Support Questions

Find answers, ask questions, and share your expertise
Announcements
Celebrating as our community reaches 100,000 members! Thank you!

Can we change yarn.nodemanager.log-dirs value from local to hdfs ?

avatar
Guru

Team,

Actually there are multiple jobs running on our servers and during running jobs are creating more staging data in local /var/log/yarn/log dir. I understand it is because of container and yarn.nodemanager.log-dirs property.

We have 100GB for this location but still it is getting full, so is there anyway where we can redirect it to hdfs ?

Thanks in advance.

16 REPLIES 16

avatar
Super Guru
@Saurabh Kumar

How about enabling the yarn log aggregation? Once your job get completed it will automatically move the job logs from local to HDFS centralize location.

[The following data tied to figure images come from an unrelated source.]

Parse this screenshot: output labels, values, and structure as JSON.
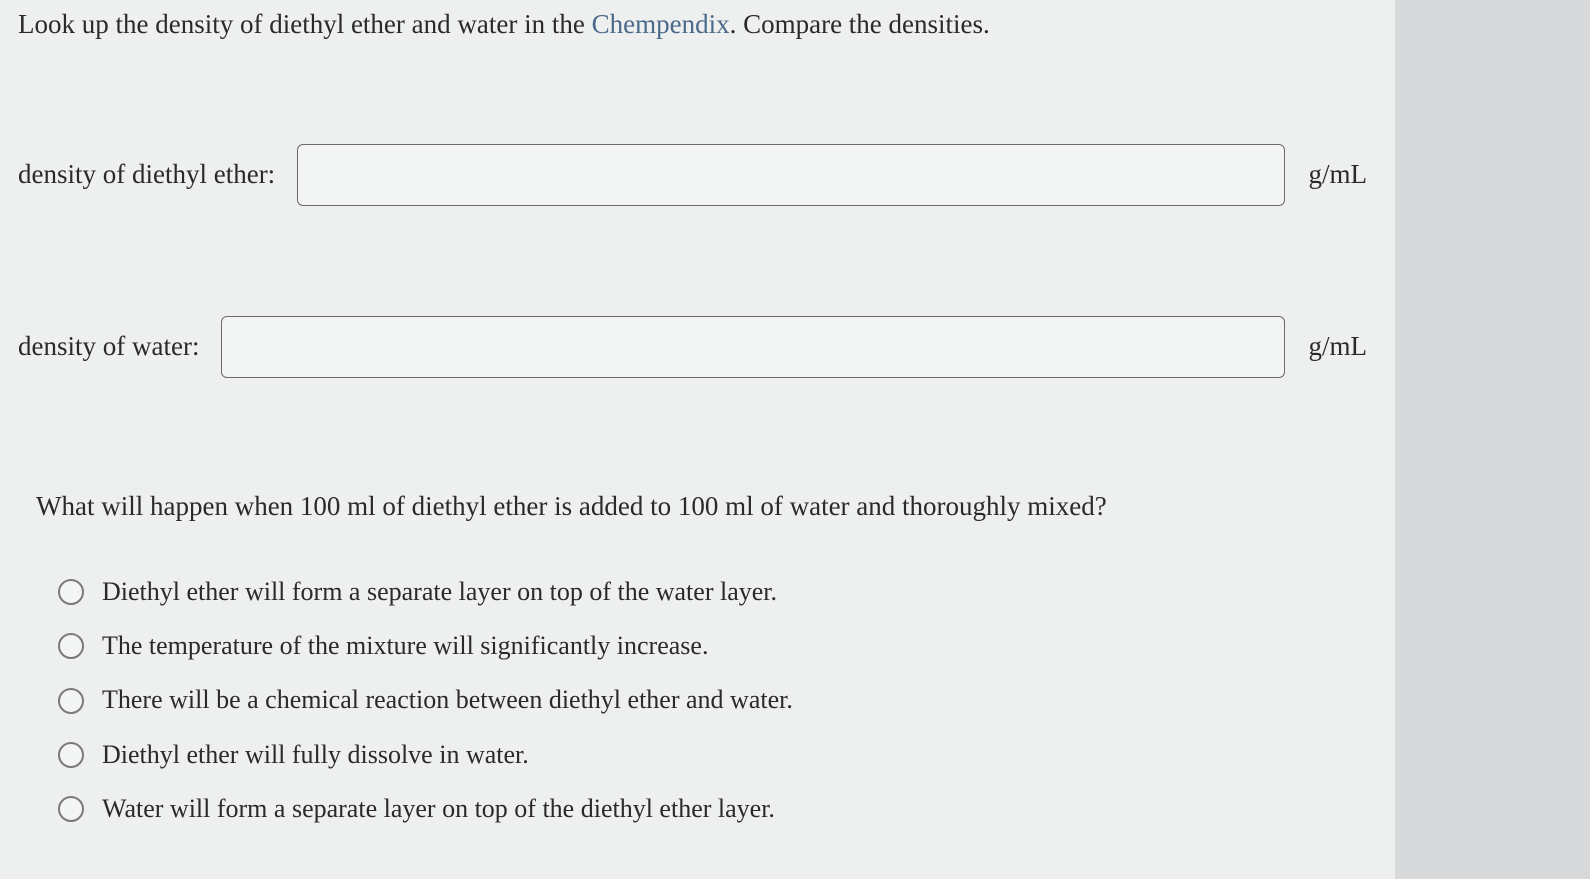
{
  "prompt": {
    "before_link": "Look up the density of diethyl ether and water in the ",
    "link_text": "Chempendix",
    "after_link": ". Compare the densities."
  },
  "inputs": {
    "ether": {
      "label": "density of diethyl ether:",
      "value": "",
      "unit": "g/mL"
    },
    "water": {
      "label": "density of water:",
      "value": "",
      "unit": "g/mL"
    }
  },
  "question": "What will happen when 100 ml of diethyl ether is added to 100 ml of water and thoroughly mixed?",
  "options": [
    "Diethyl ether will form a separate layer on top of the water layer.",
    "The temperature of the mixture will significantly increase.",
    "There will be a chemical reaction between diethyl ether and water.",
    "Diethyl ether will fully dissolve in water.",
    "Water will form a separate layer on top of the diethyl ether layer."
  ],
  "colors": {
    "page_bg": "#eeefef",
    "outer_bg": "#d8d9da",
    "text": "#2a2a2a",
    "link": "#4a6a8a",
    "input_border": "#6a6a6a",
    "radio_border": "#7a7a7a"
  }
}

http://hortonworks.com/blog/simplifying-user-logs-management-and-access-in-yarn/

avatar
Guru

Thanks @Jitendra Yadav.

I have done it but after that also it it getting 100% used.

avatar
Super Guru

@Saurabh Kumar

ohh so you mean you have 100GB delicately on each NM node for yarn log and YARN log agg is also enabled and still you are facing this issue with local log dir? I think we need to check why that location is not getting cleared after job completion, may be something else occupying the space?

avatar
Guru

@Jitendra Yadav: yes We have enabled 100GB for all worker nodes. And data is getting cleaned once job compete or failed. But my query is many users are running a very big query and their jobs are consuming whole 100 GB even more than that. Because of that jobs are failing.

avatar
Super Guru

Ok, So if I roughly calculate the the size vs no. of jobs i.e if each job generate 100MB of logs on each node then it means you can have up to 1000 jobs running at the same time. Is that the case?.

1. Either some other log occupied the space in same partition.

2. Or the yarn job logs are not getting cleaned up fast.

3. Or you have a big cluster where you are running hundreds of jobs with some extra debugging. If this is the case then you need to reorganized the logging confs and consider increasing/adding space in yarn.nodemanager.log-dirs partition.

Can you share the disk usage of parent directories from that 100GB partition? @Saurabh Kumar

avatar
Super Guru
@Saurabh Kumar

Can you please share the below parameters values?

yarn.nodemanager.local-dirs

hadoop.tmp.dir

avatar
Super Guru

@Saurabh Kumar Then I can only think of increasing the yarn.nodemanager.log-dirs size by adding multiple mount points. But still i'm suspecting that something else is also occupying the space.

avatar
Guru

@Jitendra Yadav: Let me explain my issue little bit more. We have total 52 worker nodes and each node has 100GB dedicated for /var/log. And there use to be a very big hive query(with 20 or more left join or right joins) which users run and during a single query run it create metadata(~100 GB) with many containers. This is the cause of issue and it trigger alerts. Once this job will fail or complete then immediately logs will clean.

avatar
Guru

@Jitendra Yadav: We have following value for the above required properties.

yarn.nodemanager.local-dirs=/grid01/hadoop/yarn/log,/grid03/hadoop/yarn/log,/grid04/hadoop/yarn/log,/grid05/hadoop/yarn/log,/grid06/hadoop/yarn/log,/grid07/hadoop/yarn/log,/grid08/hadoop/yarn/log,/grid09/hadoop/yarn/log,/grid10/hadoop/yarn/log

And I could not find any value for hadoop.tmp.dir.